Detective Billick sighed and waited until Potter opened his eyes before he said, “Yes. Possible.”

“Thank you,” Potter said. “I have no further questions.”

Dwayne felt hope glimmer like an unsteady match flame, but the district attorney was as sleek and mean as a battleship in
her dark gray skirt and jacket, cruising forward without concern for anything around her. She was big boned, thick, and tall,
but not unattractive at all, with short dark hair and bright red lipstick. Her voice was booming and strong, as certain as
a concrete wall that steered you in its own direction.

The flame flickered out when the battleship maneuvered toward the bench and asked the judge if she could redirect the witness.

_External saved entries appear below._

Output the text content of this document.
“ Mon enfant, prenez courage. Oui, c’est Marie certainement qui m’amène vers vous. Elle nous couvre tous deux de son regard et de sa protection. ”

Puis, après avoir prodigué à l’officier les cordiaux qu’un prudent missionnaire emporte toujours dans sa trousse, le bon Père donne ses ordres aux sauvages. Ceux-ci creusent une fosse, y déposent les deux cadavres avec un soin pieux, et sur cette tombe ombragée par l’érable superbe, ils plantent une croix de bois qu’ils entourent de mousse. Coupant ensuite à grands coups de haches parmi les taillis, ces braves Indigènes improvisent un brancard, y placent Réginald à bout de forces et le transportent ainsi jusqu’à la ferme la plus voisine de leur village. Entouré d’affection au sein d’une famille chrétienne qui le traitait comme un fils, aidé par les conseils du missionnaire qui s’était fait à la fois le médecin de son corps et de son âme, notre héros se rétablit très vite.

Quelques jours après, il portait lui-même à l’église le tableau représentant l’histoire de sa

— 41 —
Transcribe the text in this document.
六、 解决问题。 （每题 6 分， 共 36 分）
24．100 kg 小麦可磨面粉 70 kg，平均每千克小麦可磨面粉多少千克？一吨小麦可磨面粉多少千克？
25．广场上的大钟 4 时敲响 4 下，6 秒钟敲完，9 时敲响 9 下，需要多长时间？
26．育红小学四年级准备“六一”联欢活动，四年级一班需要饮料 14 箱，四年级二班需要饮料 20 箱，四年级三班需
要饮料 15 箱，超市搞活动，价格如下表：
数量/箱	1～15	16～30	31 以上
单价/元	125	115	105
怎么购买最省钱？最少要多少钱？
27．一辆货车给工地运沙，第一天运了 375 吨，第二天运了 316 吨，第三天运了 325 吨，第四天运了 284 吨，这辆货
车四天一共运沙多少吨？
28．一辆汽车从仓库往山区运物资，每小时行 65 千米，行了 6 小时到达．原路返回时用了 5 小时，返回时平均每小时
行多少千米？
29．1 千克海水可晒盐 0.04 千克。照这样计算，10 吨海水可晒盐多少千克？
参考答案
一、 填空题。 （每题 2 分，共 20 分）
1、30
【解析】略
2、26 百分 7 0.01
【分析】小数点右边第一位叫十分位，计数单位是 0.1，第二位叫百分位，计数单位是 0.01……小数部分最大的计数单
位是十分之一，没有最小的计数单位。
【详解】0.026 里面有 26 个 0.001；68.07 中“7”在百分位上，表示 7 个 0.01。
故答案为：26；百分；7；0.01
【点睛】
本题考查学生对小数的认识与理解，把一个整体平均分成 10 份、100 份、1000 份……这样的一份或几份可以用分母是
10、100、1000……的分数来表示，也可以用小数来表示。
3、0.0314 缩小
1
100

“You did damn good,” Dwayne whispered to Potter as the defense lawyer sat and slouched down low, still fuming. “What’s she
doing now, though?”

“Piddling,” Potter said, snatching up his pen and resuming his doodles. Soon the image of the district attorney took shape,
but instead of the dark serious suit, she wore a bikini made out of animal skins.

Dwayne rumpled his brow but didn’t ask more because the DA had begun to speak.

“How many knife fights a year in this town?” she asked.

“About three or four,” Billick said.

“Any at Gilly’s Trackside?”

“No.”

“Never?”

“Not in the eighteen years I’ve been on this force. It’s not that kind of place.”

“Did you go down there, to Gilly’s, and ask questions about a knife fight?” the DA asked.

“Of course. Yes.”

“Anyone know anything?”

“No,” Billick said, shaking his head and trying not to smile. “Just Chuck Willis, who said he saw a black man running past
who ditched something in that culvert.”